R -e “devtools::install_version(‘testthat’, version = ‘1.0.2’, repos=‘http://cran.us.r-project.org’)”
R -e “install.packages(c(‘roxygen2’), repos=‘http://cran.us.r-project.org’)”
- 安装 miktex,到 https://miktex.org/download 这里下载dmg文件并安装
- 执行 ./R/run-tests.sh 进行测试R环境
- 执行
cd R && /Library/Frameworks/R.framework/Resources/bin/R CMD check --as-cran --no-tests SparkR_2.3.0.tar.gz
测试
编译报错:
LaTeX errors when creating PDF version.
This typically indicates Rd problems.
checking PDF version of manual without hyperrefs or index … ERROR
这个是因为缺少 miktex
编译Spark包
git clone https://github.com/Intel-bigdata/spark-adaptive.git
./dev/make-distribution.sh --name spark-ae-2.3 --pip --r --tgz -Psparkr -Phadoop-2.6 -Phive -Phive-thriftserver -Pyarn -DskipTests
生产环境部署
sudo tar --same-owner -zxvf spark-2.3.0-bin-spark-ae-2.3.tgz
sudo chown -R hadoop:hadoop spark-2.3.0-bin-spark-ae-2.3
sudo scp -pr hadoop@x.x.x.x:/usr/lib/spark-2.3.0-bin-spark-ae-2.3 /usr/lib/spark-2.3.0-bin-spark-ae-2.3
sudo mkdir -p /etc/spark/conf && sudo chown -R hadoop:hadoop /etc/spark && sudo chmod -R 755 /etc/spark
sudo rm -rf /usr/lib/spark-2.3.0-bin-spark-ae-2.3/conf && sudo ln -s /etc/spark/conf /usr/lib/spark-2.3.0-bin-spark-ae-2.3/conf
sudo mv spark-2.3.0-bin-spark-ae-2.3/conf/* /etc/spark/conf/
sudo ln -fTs /usr/lib/spark-2.3.0-bin-spark-ae-2.3 /usr/lib/spark
使用SBT 编译Apache spark
Spark 3.0 版本编译
git clone git@github.com:apache/spark.git
sbt package
Spark 3.0 默认使用的是scala-2.12版本进行编译的,使用2.11 编译会失败
[error] /Users/wankun/ws/apache/spark/core/src/main/scala/org/apache/spark/util/logging/DriverLogger.scala:178: type mismatch;
[error] found : () => Unit
[error] required: Runnable
[error] threadpool.execute(() => DfsAsyncWriter.this.close())
[error] ^
Spark 2.4 版本编译
sbt -Dscala.version=2.11.12 -Pyarn -Phadoop-2.6 -Phive -Phive-thriftserver package
CDH Spark spark2-2.4.0-cloudera1 版本编译
git clone https://github.com/cloudera/spark.git
# 根据对应的Tag创建对应的Branch
git checkout -b spark2-2.4.0-cloudera1 spark2-2.4.0-cloudera1
- 擦,这个版本的sbt配置文件居然还有Bug,
project/SparkBuild.scala
val sqlProjects@Seq(catalyst, sql, hive, hiveThriftServer, sqlKafka010, avro) = Seq(
- "catalyst", "sql", "hive", "hive-thriftserver", "sql-kafka-0-10", "avro", "hive-exec"

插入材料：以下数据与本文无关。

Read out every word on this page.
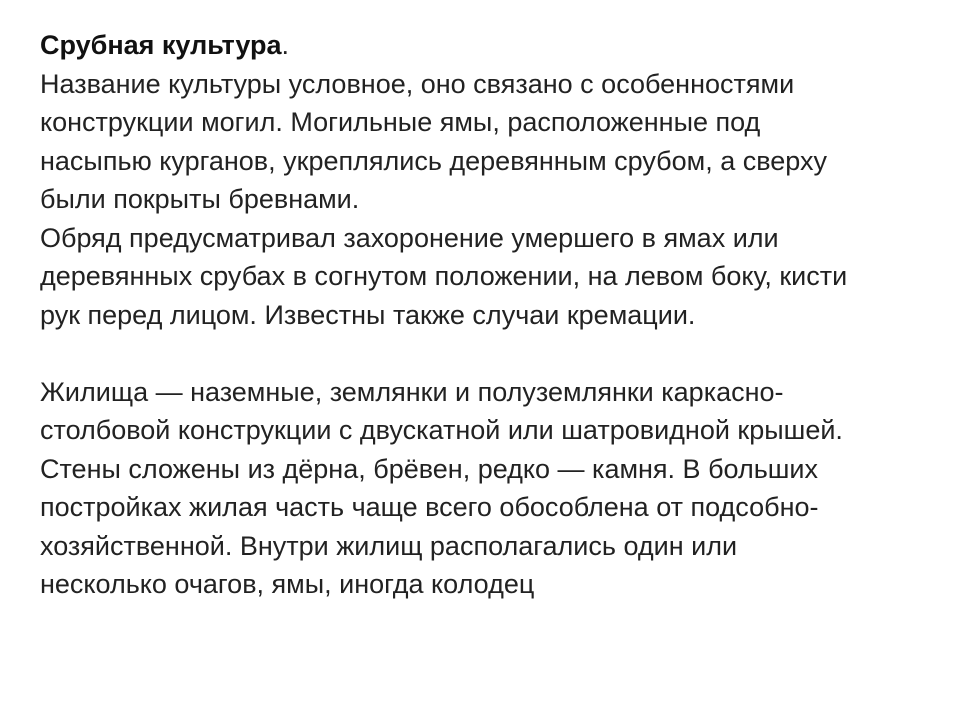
Срубная культура.
Название культуры условное, оно связано с особенностями
конструкции могил. Могильные ямы, расположенные под
насыпью курганов, укреплялись деревянным срубом, а сверху
были покрыты бревнами.
Обряд предусматривал захоронение умершего в ямах или
деревянных срубах в согнутом положении, на левом боку, кисти
рук перед лицом. Известны также случаи кремации.
Жилища — наземные, землянки и полуземлянки каркасно-
столбовой конструкции с двускатной или шатровидной крышей.
Стены сложены из дёрна, брёвен, редко — камня. В больших
постройках жилая часть чаще всего обособлена от подсобно-
хозяйственной. Внутри жилищ располагались один или
несколько очагов, ямы, иногда колодец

+ "catalyst", "sql", "hive", "hive-thriftserver", "sql-kafka-0-10", "avro"
).map(ProjectRef(buildLocation, _))
- 添加自定义repositories
build/sbt
}
+SBT_REPOSITORIES_CONFIG="$(dirname "$(realpath "$0")")/sbt-config/repositories"
+export SBT_OPTS="-Dsbt.override.build.repos=true -Dsbt.repository.config=$SBT_REPOSITORIES_CONFIG"
+
. "$(dirname "$(realpath "$0")")"/sbt-launch-lib.bash
- pom 中修改对应软件版本
--- a/pom.xml
+++ b/pom.xml
@@ -129,15 +129,15 @@
<hbase.version>${cdh.hbase.version}</hbase.version>
<hbase.artifact>hbase-server</hbase.artifact>
<flume.version>${cdh.flume-ng.version}</flume.version>
- <zookeeper.version>${cdh.zookeeper.version}</zookeeper.version>
- <curator.version>${cdh.curator.version}</curator.version>
+ <zookeeper.version>3.4.5-cdh5.13.3</zookeeper.version>
+ <curator.version>2.7.1</curator.version>
<hive.group>org.apache.hive</hive.group>
<!-- Version used in Maven Hive dependency -->
- <hive.version>${cdh.hive.version}</hive.version>
+ <hive.version>1.1.0-cdh5.13.3</hive.version>
<!-- Version used for internal directory structure -->
<hive.version.short>1.1.0</hive.version.short>
<derby.version>10.12.1.1</derby.version>
- <parquet.version>${cdh.parquet.version}</parquet.version>
+ <parquet.version>1.5.0-cdh5.13.3</parquet.version>
<orc.version>1.5.5</orc.version>
<orc.classifier>nohive</orc.classifier>
<hive.parquet.version>${parquet.version}</hive.parquet.version>
@@ -147,7 +147,7 @@
<ivy.version>2.4.0</ivy.version>
<oro.version>2.0.8</oro.version>
<codahale.metrics.version>3.1.5</codahale.metrics.version>
- <avro.version>${cdh.avro.version}</avro.version>
+ <avro.version>1.7.6-cdh5.13.3</avro.version>
<avro.mapred.classifier>hadoop2</avro.mapred.classifier>
<aws.kinesis.client.version>1.8.10</aws.kinesis.client.version>
<!-- Should be consistent with Kinesis client dependency -->
--- a/build/sbt
+++ b/build/sbt
@@ -47,6 +47,9 @@ realpath () {
)
}
+SBT_REPOSITORIES_CONFIG="$(dirname "$(realpath "$0")")/sbt-config/repositories"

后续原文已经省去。